Tidak ada yang dapat menolak takdir kecuali doa

Sebagaimana dipahami bahwa doa tidak menolak qadar, tidak mengubah qadha’ dan tidak pula mengubah ilmu Allah swt. Sementara ada nas-nas dari al-Quran dan as-Sunnah yang menurut saya bahwa itu berbeda dengan pemahaman ini. Misalnya beberapa hadis yang menyebut tentang tidak ada yang menolak qadha’ kecuali doa; atau hadis yang semakna. Hadits-hadits ini menetapkan bahwa doa bisa mengubah al-qadar (takdir). Lalu bagaimana menyikapi kontradiksi ini?

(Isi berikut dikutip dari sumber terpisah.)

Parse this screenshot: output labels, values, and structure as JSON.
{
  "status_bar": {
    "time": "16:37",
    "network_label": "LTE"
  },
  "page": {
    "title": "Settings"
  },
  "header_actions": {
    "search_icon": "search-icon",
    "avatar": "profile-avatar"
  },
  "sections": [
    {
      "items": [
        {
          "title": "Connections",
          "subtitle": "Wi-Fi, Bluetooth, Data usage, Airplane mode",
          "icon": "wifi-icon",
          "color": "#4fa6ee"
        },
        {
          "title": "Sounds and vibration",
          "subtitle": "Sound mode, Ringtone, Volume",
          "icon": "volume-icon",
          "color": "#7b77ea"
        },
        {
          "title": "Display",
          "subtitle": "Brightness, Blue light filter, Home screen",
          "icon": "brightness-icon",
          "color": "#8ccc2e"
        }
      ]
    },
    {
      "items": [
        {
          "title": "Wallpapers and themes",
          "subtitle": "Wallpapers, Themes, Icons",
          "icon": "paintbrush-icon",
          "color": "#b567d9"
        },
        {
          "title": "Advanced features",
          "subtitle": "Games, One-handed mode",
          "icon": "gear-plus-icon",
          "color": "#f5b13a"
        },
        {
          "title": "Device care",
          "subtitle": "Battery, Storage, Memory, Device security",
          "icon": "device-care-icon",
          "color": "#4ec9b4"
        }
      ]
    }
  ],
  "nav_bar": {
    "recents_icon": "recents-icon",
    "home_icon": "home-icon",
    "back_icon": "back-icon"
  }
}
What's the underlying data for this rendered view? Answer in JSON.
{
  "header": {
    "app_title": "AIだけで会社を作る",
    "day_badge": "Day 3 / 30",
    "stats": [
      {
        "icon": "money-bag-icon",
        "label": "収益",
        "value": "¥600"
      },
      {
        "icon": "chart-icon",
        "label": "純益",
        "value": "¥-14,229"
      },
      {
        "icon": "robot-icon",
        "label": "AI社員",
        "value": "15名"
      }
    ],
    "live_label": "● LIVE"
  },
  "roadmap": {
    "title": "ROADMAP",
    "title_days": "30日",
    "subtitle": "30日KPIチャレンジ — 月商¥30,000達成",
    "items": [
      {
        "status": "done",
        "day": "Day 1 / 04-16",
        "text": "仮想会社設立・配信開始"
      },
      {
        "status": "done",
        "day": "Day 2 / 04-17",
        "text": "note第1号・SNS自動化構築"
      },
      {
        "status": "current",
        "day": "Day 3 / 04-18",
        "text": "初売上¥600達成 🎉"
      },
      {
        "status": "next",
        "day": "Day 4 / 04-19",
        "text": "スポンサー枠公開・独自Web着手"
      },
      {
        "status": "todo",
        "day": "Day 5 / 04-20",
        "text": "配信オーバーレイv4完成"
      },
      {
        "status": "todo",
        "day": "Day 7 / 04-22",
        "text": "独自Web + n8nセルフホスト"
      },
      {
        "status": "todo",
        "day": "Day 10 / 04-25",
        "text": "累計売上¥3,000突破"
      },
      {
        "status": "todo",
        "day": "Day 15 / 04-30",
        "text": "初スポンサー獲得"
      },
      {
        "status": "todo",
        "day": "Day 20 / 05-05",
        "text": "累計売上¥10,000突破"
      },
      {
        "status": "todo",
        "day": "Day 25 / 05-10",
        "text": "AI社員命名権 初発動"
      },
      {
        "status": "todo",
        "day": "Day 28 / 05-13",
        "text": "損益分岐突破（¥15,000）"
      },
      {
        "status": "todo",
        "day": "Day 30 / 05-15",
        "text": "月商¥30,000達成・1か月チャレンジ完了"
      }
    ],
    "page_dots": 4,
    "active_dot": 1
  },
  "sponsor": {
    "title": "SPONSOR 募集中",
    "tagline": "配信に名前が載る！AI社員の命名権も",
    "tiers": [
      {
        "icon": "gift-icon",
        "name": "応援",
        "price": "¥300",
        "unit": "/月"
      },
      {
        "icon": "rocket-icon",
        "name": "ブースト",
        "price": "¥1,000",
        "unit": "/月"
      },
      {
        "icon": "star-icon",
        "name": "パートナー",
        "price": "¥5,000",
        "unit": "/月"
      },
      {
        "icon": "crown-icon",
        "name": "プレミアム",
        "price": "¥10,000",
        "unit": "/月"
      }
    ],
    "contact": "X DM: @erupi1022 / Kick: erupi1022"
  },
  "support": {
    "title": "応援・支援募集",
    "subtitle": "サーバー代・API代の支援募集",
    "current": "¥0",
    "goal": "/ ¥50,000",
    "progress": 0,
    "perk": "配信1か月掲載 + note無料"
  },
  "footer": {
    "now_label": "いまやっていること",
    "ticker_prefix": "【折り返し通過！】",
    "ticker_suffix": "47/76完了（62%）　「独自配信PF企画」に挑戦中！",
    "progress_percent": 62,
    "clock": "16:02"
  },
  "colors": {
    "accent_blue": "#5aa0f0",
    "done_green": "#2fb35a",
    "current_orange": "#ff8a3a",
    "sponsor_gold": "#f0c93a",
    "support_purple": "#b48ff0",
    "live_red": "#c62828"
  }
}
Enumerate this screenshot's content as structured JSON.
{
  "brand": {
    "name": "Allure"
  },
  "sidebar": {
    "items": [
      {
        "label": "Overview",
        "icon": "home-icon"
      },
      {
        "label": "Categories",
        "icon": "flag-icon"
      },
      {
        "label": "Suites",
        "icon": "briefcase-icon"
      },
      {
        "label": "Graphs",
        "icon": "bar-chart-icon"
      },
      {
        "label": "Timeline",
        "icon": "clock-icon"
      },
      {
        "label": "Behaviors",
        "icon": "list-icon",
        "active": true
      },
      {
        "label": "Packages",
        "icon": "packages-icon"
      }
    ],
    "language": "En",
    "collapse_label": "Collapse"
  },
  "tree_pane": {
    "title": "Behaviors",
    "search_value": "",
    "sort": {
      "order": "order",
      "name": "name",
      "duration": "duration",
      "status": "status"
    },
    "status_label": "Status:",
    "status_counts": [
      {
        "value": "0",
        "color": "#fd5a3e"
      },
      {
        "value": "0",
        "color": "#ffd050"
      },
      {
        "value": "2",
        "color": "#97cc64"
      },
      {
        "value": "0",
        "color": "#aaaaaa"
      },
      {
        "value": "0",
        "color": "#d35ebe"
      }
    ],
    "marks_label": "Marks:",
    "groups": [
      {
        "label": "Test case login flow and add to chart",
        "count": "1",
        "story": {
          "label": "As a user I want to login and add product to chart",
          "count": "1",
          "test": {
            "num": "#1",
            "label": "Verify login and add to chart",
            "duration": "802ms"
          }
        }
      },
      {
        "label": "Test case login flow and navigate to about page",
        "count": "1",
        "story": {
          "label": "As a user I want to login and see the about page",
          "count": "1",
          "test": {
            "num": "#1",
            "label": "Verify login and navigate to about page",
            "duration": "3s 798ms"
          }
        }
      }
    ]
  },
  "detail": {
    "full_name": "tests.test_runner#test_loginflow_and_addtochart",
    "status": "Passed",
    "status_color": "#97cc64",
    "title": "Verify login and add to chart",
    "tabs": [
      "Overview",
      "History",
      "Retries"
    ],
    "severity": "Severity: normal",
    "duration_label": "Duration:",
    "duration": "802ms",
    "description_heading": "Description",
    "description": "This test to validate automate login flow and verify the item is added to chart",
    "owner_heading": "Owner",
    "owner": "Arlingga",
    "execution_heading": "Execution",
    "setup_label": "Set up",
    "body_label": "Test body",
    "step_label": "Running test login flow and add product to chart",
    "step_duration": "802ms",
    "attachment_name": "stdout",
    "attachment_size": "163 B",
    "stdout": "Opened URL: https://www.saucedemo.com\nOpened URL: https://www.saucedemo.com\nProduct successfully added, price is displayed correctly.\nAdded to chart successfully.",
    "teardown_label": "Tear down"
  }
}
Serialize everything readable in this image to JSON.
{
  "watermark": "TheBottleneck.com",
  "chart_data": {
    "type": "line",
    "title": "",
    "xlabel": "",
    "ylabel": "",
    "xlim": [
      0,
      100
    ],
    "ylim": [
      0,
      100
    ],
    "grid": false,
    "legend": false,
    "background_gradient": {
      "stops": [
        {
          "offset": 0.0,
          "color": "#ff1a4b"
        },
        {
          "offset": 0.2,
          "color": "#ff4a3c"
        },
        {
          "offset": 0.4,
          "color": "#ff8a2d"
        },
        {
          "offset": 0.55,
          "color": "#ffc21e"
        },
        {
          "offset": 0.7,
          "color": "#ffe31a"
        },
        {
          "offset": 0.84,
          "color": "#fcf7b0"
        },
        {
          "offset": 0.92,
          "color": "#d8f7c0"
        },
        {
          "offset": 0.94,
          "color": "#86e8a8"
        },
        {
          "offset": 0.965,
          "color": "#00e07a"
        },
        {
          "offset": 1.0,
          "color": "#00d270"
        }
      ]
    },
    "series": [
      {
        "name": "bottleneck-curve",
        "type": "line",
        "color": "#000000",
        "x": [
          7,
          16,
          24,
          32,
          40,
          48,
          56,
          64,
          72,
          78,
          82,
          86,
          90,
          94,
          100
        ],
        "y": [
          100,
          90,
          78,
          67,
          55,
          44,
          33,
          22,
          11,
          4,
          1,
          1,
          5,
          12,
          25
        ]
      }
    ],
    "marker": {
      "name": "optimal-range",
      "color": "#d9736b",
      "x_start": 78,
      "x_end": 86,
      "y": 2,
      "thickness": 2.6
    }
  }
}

Berikut adalah ringkasan jawaban Syaikh 'Atha' bin Khalil Abu Ar-Rasytah terkait pertanyaan di atas.


Pertama,

Memang benar terdapat sebuah hadis yang berbunyi إِنَّ الدُّعَاءَ يَرُدُّ الْقَضَاءَ (Sesungguhnya doa itu menolak qadha'); atau hadis لَا يَرُدُّ الْقَدَرَ إِلَّا الدُّعَاءُ (Tidak ada yang menolak al-qadar (takdir) kecuali doa). Ini semua adalah hadis sahih. Dan memang benar bahwa doa tidak akan menolak qadar (takdir) dan tidak akan menolak qadha' Allah. Apa yang terjadi atas manusia, itu semua ada dalam ilmu (pengetahuan) Allah, dan manusia tidak akan kuasa mengetahui atau mengubah ilmu Allah tersebut.


Kedua,

Dalam Islam, doa memiliki posisi yang mulia. Misalnya dalam surah Ghafir ayat 60. Atau ada sebuah hadis yang berbunyi لَيْسَ شَيْءٌ أَكْرَمَ عَلَى اللَّهِ مِنْ الدُّعَاءِ (Tidak ada sesuatu yang lebih mulia bagi Allah dari doa).


Ketiga,

Jika ada dalil qath'i dalam satu perkara yang memberi kepastian hukum; dan ada dalil zhanni sahih tentang perkara tersebut namun dengan hukum yang berbeda; maka harus dilakukan jam'u bainal dalilain (mengkompromikan dua dalil). Sebab, dalam ilmu ushul fiqih dinyatakan i'malud dalilain aula min ihmali ahadihima (mengamalkan dua dalil lebih utama daripada mengabaikan salah satunya). Tapi jika  pengkompromian tidak bisa, maka diambil hukum dari dalil qath'i, sedangkan dalil zhanni ditolak secara dirayah, sebab sanadnya sahih. Tetapi jika dalil zhanni-nya dhaif, maka dalil ini ditolak karena kedhaifannya itu.


Keempat,

Seluruh ayat-ayat Allah tentang qadar yang qath'i secara dalalah, memiliki makna bahwa tidak ada sesuatu pun di langit dan di bumi,. kecuali Allah SWT. telah menetapkannya dan mencatatnya di sisi-Nya. Artinya tidak ada satu pun makhluk yang dapat menghindari qadar atau menghalangi terjadinya qadar.


Kelima,

Lantas bagaimana dengan hadis yang menyatakan bahwa doa dapat menolak qadha' atau qadar? Bukankah ini namanya terjadi kontradiksi? Karena itulah, di sini "dicoba" untuk dikompromikan, antara fakta qadha'/qadar dengan makna dari hadis tersebut.


Keenam,

Dengan memahami fakta atas dalil-dalil ini, maka bisa diambil kesimpulan, bahwa pengkompromian atas dalil-dalil ini tidak bisa dilakukan. Jika demikian, apakah hadis sahih yang ditanyakan tentang doa yang menolak qadha atau qadar, harus ditolak? Jawabannya, ditolak secara dirayah, bukan ditolak secara riwayah (sanad). Sebab, dalil qath'i secara pasti menyatakan bahwa apa yang menimpa manusia, itu semua sudah dicatat di Lauhul Mahfuzh.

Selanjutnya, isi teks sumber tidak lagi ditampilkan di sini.